Location of Machu Picchu
- Machu Picchu is very close to the Collpani Valley, in the province of Urubamba at an altitude of 2,438 meters above sea level, surrounded by beautiful landscapes and great vegetation typical of the area. The entire surface of the Inca ruins is 530 meters long by 200 meters wide; housing 172 buildings in its urban area.
- The Machu Picchu and Huayna Picchu mountains are part of an orographic formation known as Batolito de Vilcabamba; which is located in the Central Cordillera of the Peruvian Andes to the left side of the Urubamba Canyon.
The climate of the place is hot and humid during the day and cool at night. The temperature varies between 12 and 24 ° C. During the months of November and March it presents constant rains (1,955 mm per year) and it is common to observe rainy seasons with some solar brightness.
How to get
- The archaeological zone of Machu Picchu is accessible from the Inca roads or otherwise it can be reached from the Hiram Bingham road; that is born in the town of Aguas Calientes (town that is reached by making a 3-hour tour from the city of Cusco)
- The Inca trail is covered by a 3-day walk, for which you need to reach kilometer 82 of the Cuzco – Aguas Calientes railway to start the road.
History of Machu Picchu
Machu Picchu was built between the XV and XVI centuries, along with other Inca citadels under similar characteristics.
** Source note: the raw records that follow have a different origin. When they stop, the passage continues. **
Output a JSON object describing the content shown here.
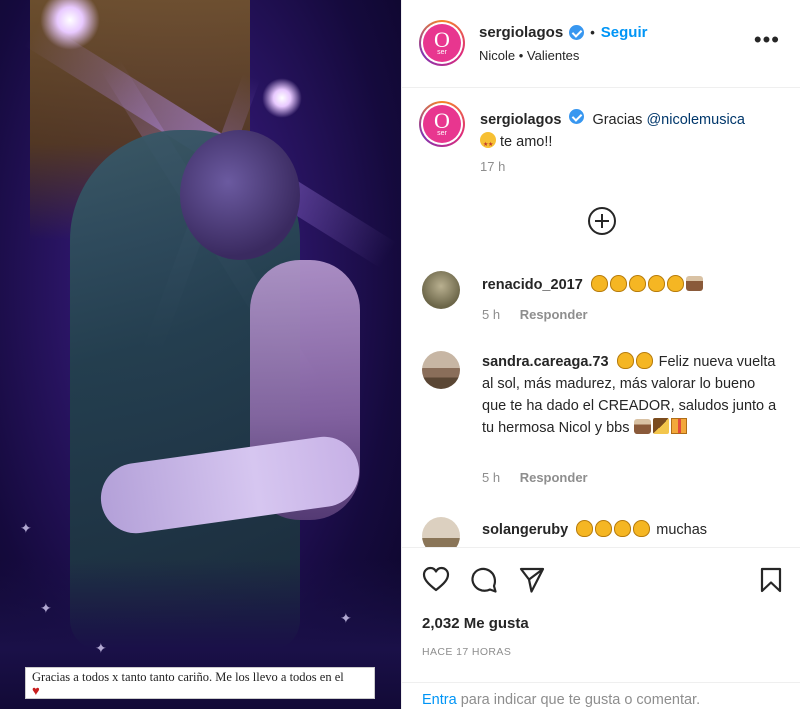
{
  "media": {
    "caption_text": "Gracias a todos x tanto tanto cariño. Me los llevo a todos en el",
    "caption_heart": "♥"
  },
  "header": {
    "avatar_logo_letter": "O",
    "avatar_logo_sub": "ser",
    "username": "sergiolagos",
    "separator": "•",
    "follow_label": "Seguir",
    "subtitle": "Nicole • Valientes",
    "more_label": "•••"
  },
  "caption": {
    "username": "sergiolagos",
    "text": "Gracias",
    "mention": "@nicolemusica",
    "text2": "te amo!!",
    "time": "17 h"
  },
  "comments": [
    {
      "username": "renacido_2017",
      "meta_time": "5 h",
      "reply_label": "Responder",
      "avatar_color": "#6b6548"
    },
    {
      "username": "sandra.careaga.73",
      "text": "Feliz nueva vuelta al sol, más madurez, más valorar lo bueno que te ha dado el CREADOR, saludos junto a tu hermosa Nicol y bbs",
      "meta_time": "5 h",
      "reply_label": "Responder",
      "avatar_color": "#8a6e5a"
    },
    {
      "username": "solangeruby",
      "text": "muchas",
      "avatar_color": "#b9a488"
    }
  ],
  "actions": {
    "likes": "2,032 Me gusta",
    "ago": "HACE 17 HORAS",
    "login_link": "Entra",
    "login_text": " para indicar que te gusta o comentar."
  },
  "colors": {
    "accent": "#0095f6",
    "verified": "#3897f0",
    "brand_pink": "#e8368f"
  }
}
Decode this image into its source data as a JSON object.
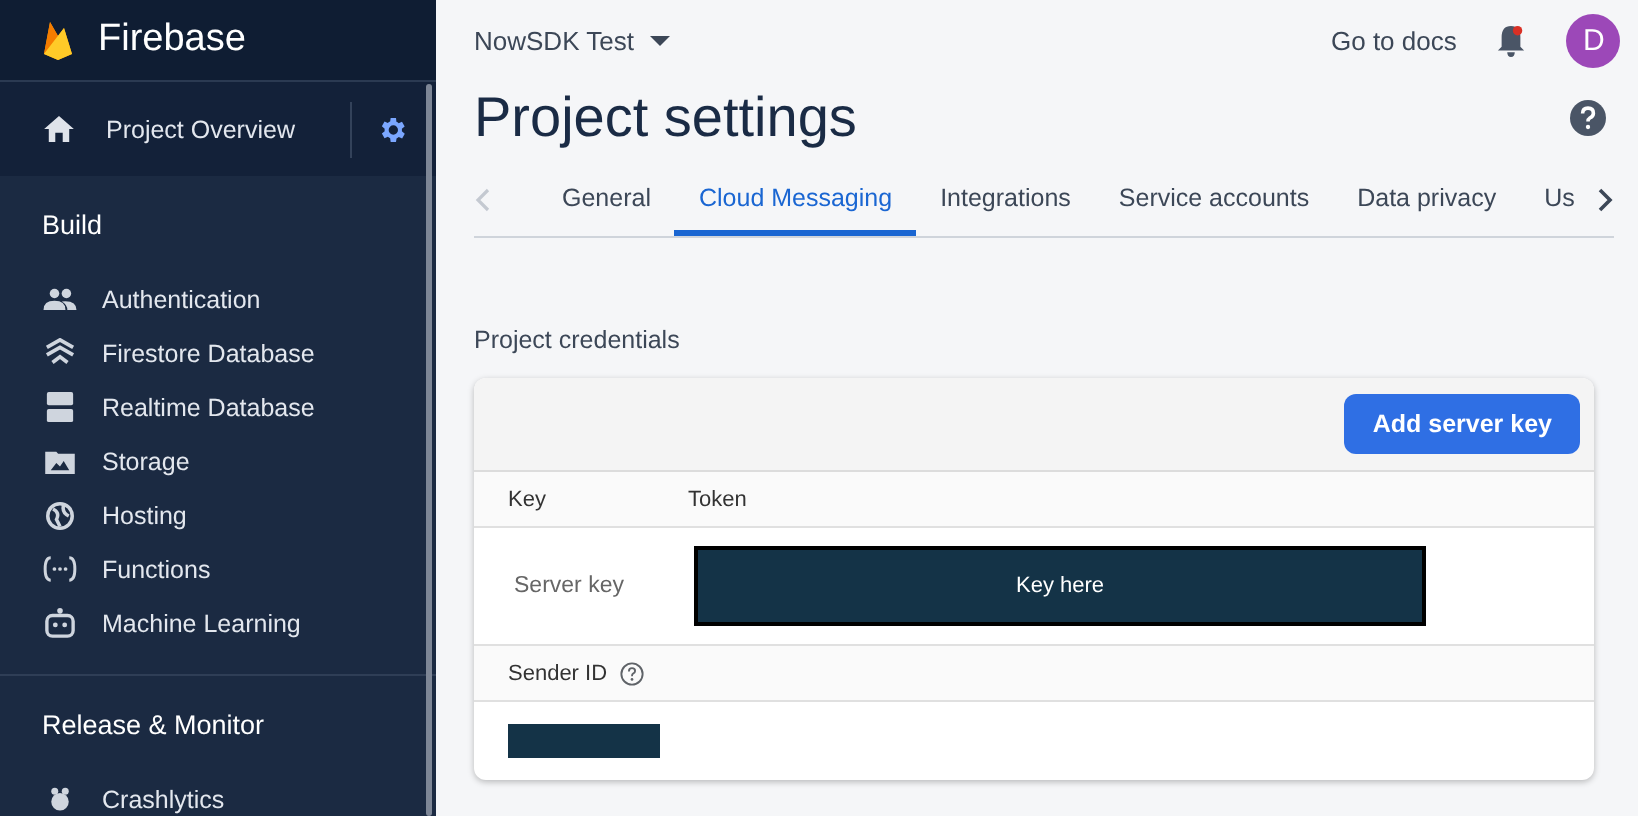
{
  "sidebar": {
    "brand": "Firebase",
    "project_overview": "Project Overview",
    "sections": [
      {
        "title": "Build",
        "items": [
          "Authentication",
          "Firestore Database",
          "Realtime Database",
          "Storage",
          "Hosting",
          "Functions",
          "Machine Learning"
        ]
      },
      {
        "title": "Release & Monitor",
        "items": [
          "Crashlytics"
        ]
      }
    ]
  },
  "topbar": {
    "project": "NowSDK Test",
    "docs_link": "Go to docs",
    "avatar": "D"
  },
  "page_title": "Project settings",
  "tabs": [
    {
      "label": "General",
      "selected": false
    },
    {
      "label": "Cloud Messaging",
      "selected": true
    },
    {
      "label": "Integrations",
      "selected": false
    },
    {
      "label": "Service accounts",
      "selected": false
    },
    {
      "label": "Data privacy",
      "selected": false
    },
    {
      "label": "Us",
      "selected": false
    }
  ],
  "section_title": "Project credentials",
  "card": {
    "button": "Add server key",
    "columns": [
      "Key",
      "Token"
    ],
    "rows": [
      {
        "key": "Server key",
        "token": "Key here"
      }
    ],
    "sender_id_label": "Sender ID"
  }
}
They were small and picturesque cities all self-sustainable, with platforms that ensured their subsistence and deposits for the storage of these foods. These citadels were populated mainly by nobles, priests and “aqllas” (virgins of the sun). The peasants were the ones who worked the platforms and agricultural fields but did not live inside the citadel.
Machu Picchu was also part of the exchange system (barter) of essential products between the empire and other communities in the jungle. From the low forests came valuable products for the Quechuas (name that defines the population of the empire): coca, medicinal herbs, feathers of exotic birds and ornaments for the ritual ceremonies, certain varieties of chili, and from the Andes the potato was offered in all its varieties, grains, corn, among others.